Bendahara Umum BPN, Thomas Djiwandono menuturkan, capres Prabowo Subianto menyumbang sebanyak Rp 36,4 miliar dan cawapres Sandiaga Uno sebesar Rp 95,4 miliar.

"Dana kampanye yang kita terima itu total Rp 134 miliar, sumbangan dari Pak Prabowo Rp 36,4 miliar dan dari Pak Sandiaga Rp 95,4 miliar," ujar Thomas saat memaparkan laporan dana kampanye di Media Center Prabowo-Sandi, Jalan Sriwijaya, Kebayoran Baru, Jakarta Selatan, Rabu (27/2/2019).

Selain itu, ada dana dari pihak perorangan, seperti dari masyarakat hingga komunitas. Menurut dia, sumbangan dana kampanye dari masyarakat dan komunitas tersebut meningkat signifikan pada Februari ini.

"Sumbangan pihak lain perorangan Rp 183.465.800, sementara sumbangan pihak lain kelompok (komunitas) Rp 255.518.910. Angka ini besar sekali peningkatannya dan ini saya rasa sangat terkait dan terkoordinasi dengan kegiatan-kegiatan paslon di lapangan," kata Thomas.

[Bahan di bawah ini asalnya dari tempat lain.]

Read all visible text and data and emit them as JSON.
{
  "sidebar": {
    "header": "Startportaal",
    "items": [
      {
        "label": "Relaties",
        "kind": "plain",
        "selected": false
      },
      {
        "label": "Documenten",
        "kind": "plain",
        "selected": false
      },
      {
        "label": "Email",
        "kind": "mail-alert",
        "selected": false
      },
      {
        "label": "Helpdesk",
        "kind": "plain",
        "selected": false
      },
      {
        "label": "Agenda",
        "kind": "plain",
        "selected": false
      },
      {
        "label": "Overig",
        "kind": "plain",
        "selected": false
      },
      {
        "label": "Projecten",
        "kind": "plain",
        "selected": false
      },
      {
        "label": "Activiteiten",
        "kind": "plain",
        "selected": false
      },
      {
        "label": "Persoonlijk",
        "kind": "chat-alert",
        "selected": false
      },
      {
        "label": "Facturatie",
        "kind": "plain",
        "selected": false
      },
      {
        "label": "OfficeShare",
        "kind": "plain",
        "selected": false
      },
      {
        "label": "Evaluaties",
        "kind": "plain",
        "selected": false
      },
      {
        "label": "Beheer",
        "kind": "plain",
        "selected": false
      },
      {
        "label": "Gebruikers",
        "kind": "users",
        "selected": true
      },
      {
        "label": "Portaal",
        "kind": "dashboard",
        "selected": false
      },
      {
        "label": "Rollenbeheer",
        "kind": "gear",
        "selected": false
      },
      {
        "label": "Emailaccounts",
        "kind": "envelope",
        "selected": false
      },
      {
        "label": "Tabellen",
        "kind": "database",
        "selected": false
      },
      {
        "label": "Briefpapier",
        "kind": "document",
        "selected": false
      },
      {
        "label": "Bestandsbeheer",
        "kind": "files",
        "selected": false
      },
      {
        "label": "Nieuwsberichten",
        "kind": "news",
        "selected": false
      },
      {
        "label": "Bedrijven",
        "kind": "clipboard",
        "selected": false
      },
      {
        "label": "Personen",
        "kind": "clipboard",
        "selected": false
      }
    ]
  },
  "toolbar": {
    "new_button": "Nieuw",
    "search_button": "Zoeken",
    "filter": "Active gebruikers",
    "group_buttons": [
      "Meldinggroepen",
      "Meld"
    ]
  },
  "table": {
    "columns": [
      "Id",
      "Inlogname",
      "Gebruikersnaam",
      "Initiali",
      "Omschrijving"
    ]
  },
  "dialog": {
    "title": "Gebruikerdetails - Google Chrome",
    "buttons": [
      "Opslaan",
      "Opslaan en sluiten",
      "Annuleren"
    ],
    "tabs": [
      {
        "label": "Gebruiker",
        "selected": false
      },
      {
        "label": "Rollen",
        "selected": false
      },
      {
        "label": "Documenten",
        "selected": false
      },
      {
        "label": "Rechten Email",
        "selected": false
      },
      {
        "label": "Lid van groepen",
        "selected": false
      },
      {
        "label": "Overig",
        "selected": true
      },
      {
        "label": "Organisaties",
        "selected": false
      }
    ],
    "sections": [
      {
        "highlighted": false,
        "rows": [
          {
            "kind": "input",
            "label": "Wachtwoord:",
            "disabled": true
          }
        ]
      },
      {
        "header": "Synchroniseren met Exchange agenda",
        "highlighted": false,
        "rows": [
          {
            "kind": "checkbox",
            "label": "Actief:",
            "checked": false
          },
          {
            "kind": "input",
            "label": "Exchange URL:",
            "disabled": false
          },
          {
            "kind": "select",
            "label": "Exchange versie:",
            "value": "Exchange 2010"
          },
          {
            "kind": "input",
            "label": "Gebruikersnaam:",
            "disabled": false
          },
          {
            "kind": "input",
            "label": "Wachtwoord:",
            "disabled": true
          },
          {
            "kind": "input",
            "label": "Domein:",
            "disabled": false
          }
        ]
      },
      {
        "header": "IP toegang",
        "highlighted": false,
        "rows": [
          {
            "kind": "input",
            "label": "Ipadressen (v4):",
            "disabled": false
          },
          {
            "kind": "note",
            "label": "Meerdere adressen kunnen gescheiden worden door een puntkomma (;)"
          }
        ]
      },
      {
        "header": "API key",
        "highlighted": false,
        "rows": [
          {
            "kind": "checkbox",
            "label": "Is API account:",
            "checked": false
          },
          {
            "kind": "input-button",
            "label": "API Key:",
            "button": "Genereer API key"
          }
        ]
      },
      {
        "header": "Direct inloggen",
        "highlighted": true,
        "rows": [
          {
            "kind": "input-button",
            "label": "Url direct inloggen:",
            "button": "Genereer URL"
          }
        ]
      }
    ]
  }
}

Dia menerangkan, dari Rp 134 miliar dana yang terkumpul, sebanyak Rp 116,8 miliar di antaranya sudah terpakai. Pengeluaran itu digunakan untuk pengeluaran kegiatan operasional Rp 114 miliar dan modal Rp 2,5 miliar.

Cawapres Sandiaga Uno yang hadir dalam konferensi pers tersebut mengatakan, animo masyarakat untuk berpartisipasi dalam perjuangan Prabowo-Sandi semakin besar. Menurut Sandi, gejala tersebut terlihat di setiap titik kunjungan yang ia datangi.

"Di Sukoharjo, Tegal, Brebes ada seorang anak muda yang memberikan sumbangan dari hasil tabungannya. Belum lagi di Madiun, di Palangkaraya. Sumbangan masyarakat tidak hanya berbentuk uang tapi juga urunan untuk membiayai kegiatan bersama paslon, untuk sewa tenda, sewa panggung sederhana, tentunya semua butuh biaya," kata Sandiaga.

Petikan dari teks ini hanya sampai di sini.